The General Directorate of Cultural Heritage of the Government of the Canary Islands promotes the first archaeological study carried out on the Island on the watchtowers. The Vigilant project focuses on the northeast of Tenerife, under the direction of a multidisciplinary team from the University of La Laguna (ULL) and the Catalan Institute of Classical Archeology, in collaboration with researchers from the universities of Seville and Barcelona.
This joint work aims to shed new light on the historic network of defensive viewpoints that warned of the arrival of corsairs to the island. Tenerife is full of geographical accidents that have already aroused the interest of the Guanches to stretch out to the horizon. In addition, since the 16th century they served as a basis to warn of frequent naval attacks. The prospects in the northeast area inaugurate an initiative that seeks to determine the location of these enclaves in order to proceed further with this base to develop future excavations.
According to documentary sources, the defensive strategy was carried out by means of an interconnected network of watchtowers that sent and repeated signals of fire and smoke. However, there are practically no archaeological studies on its location and material characterization.
For this reason, Cultural Heritage has promoted the inventory of these surveillance spaces. The work has a historical interest related to making visible the first line of defense of the capital area and also archaeological by applying new lines of study. It promises to shed new information on the operation of this network and the creation of the first cultural landscapes after the conquest.
Public resources
Antonia Perera, general director of Cultural Heritage, values: “For the Government of the Canary Islands it is of interest to allocate public resources to study the surveillance devices and watchtowers that protected the population.” He assures that these are “strategic enclaves of social and geopolitical importance that inform us of the defense network created over centuries” so it is necessary “to understand its development, through archeology, to learn more about our past.”
The watchtowers also meet very specific spatial criteria, since “they require visibility and intervisibility between enclaves and must be accessible, among other characteristics,” explains Francesc Conesa, co-director of the project. Conesa has carried out a research stay at the Micromorphology and Archaeological Biomarkers Laboratory (AMBI Lab) of the ULL. He has contributed to the integration of remote sensing and geoarcheology of soils and sediments.
During a field visit, the remains of a circular stone structure atop a prominent hill near La Laguna, the island’s historic capital, were documented. Neighbors and local hikers were aware of the structure, but it did not appear in any official inventory of heritage. A preliminary search of archives, aerial photographs, and topographic maps yielded more locations that might have similar structures.
The watchtowers were arranged on the peaks with good intervisibility to repeat the signals to the port, Santa Cruz, and La Laguna. In the documented network, the first began in the Tafada Mountain and from there it went to the Sabinal, both in Anaga, Igueste and San Andrés. The notices reached the Castillo de San Cristóbal in the capital and then traveled to the Mountains of Taco and Ofra.

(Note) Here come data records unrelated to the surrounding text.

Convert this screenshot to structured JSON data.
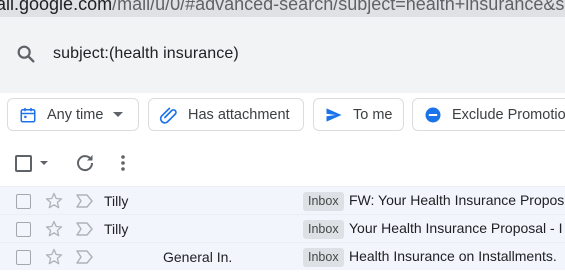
{
  "browser": {
    "url_host": "ail.google.com",
    "url_path": "/mail/u/0/#advanced-search/subject=health+insurance&subset=a"
  },
  "search": {
    "query": "subject:(health insurance)",
    "icon": "search-icon"
  },
  "chips": [
    {
      "label": "Any time",
      "icon": "calendar-icon",
      "dropdown": true
    },
    {
      "label": "Has attachment",
      "icon": "paperclip-icon",
      "dropdown": false
    },
    {
      "label": "To me",
      "icon": "send-icon",
      "dropdown": false
    },
    {
      "label": "Exclude Promotio",
      "icon": "minus-circle-icon",
      "dropdown": false
    }
  ],
  "toolbar": {
    "select_icon": "checkbox-icon",
    "refresh_icon": "refresh-icon",
    "more_icon": "more-vert-icon"
  },
  "messages": [
    {
      "sender": "Tilly",
      "label": "Inbox",
      "subject": "FW: Your Health Insurance Propos"
    },
    {
      "sender": "Tilly",
      "label": "Inbox",
      "subject": "Your Health Insurance Proposal - I"
    },
    {
      "sender": "General In.",
      "label": "Inbox",
      "subject": "Health Insurance on Installments."
    }
  ],
  "colors": {
    "accent_blue": "#1a73e8",
    "header_bg": "#f1f3f4",
    "row_bg": "#f2f6fc"
  }
}
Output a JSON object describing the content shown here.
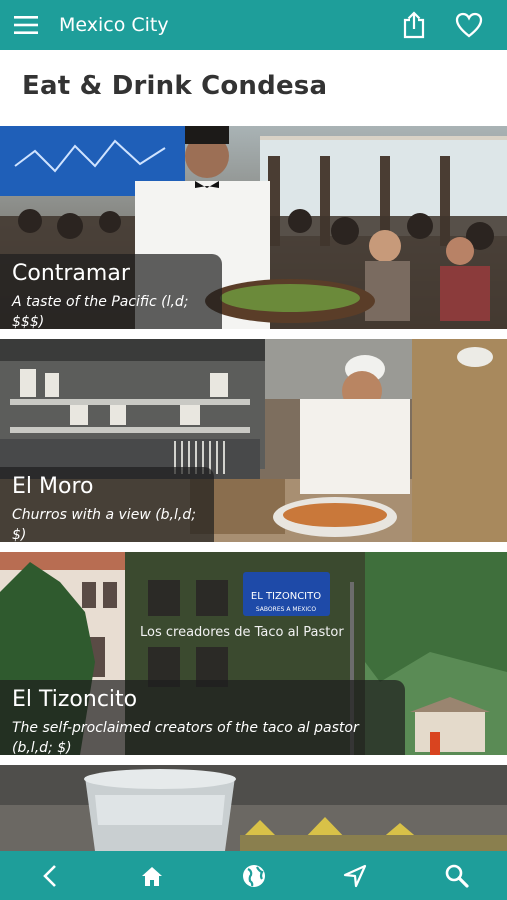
{
  "header": {
    "title": "Mexico City",
    "menu_icon": "hamburger-menu-icon",
    "share_icon": "share-icon",
    "favorite_icon": "heart-icon"
  },
  "page": {
    "title": "Eat & Drink Condesa"
  },
  "listings": [
    {
      "name": "Contramar",
      "description": "A taste of the Pacific (l,d; $$$)"
    },
    {
      "name": "El Moro",
      "description": "Churros with a view (b,l,d; $)"
    },
    {
      "name": "El Tizoncito",
      "description": "The self-proclaimed creators of the taco al pastor (b,l,d; $)",
      "sign_name": "EL TIZONCITO",
      "sign_sub": "SABORES A MEXICO",
      "wall_text": "Los creadores de Taco al Pastor"
    },
    {
      "name": "",
      "description": ""
    }
  ],
  "bottom_nav": {
    "items": [
      "back-icon",
      "home-icon",
      "globe-icon",
      "navigate-icon",
      "search-icon"
    ]
  },
  "colors": {
    "brand": "#1e9e9a",
    "caption_bg": "rgba(30,30,30,0.70)"
  }
}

After the recovery of fifty historical documents, a geospatial analysis was carried out that included the recovery of toponymy and the reconstruction of the lines of visibility between watchtowers, at the same time that a program of archaeological surveys was developed with digital photogrammetry techniques.
For Jared Carballo, co-director of the project, there are natural watchtowers, without material evidence but located by toponymy or textual sources, and those with construction remains. The surveys have been superficial, but a second phase will be added to the excavation “and in the long term its integration into new cultural routes,” says Conesa. Vigilant will allow the establishment of basic and common criteria to extend the investigation to the entire island, as there is evidence of historical watchtowers in the north and south.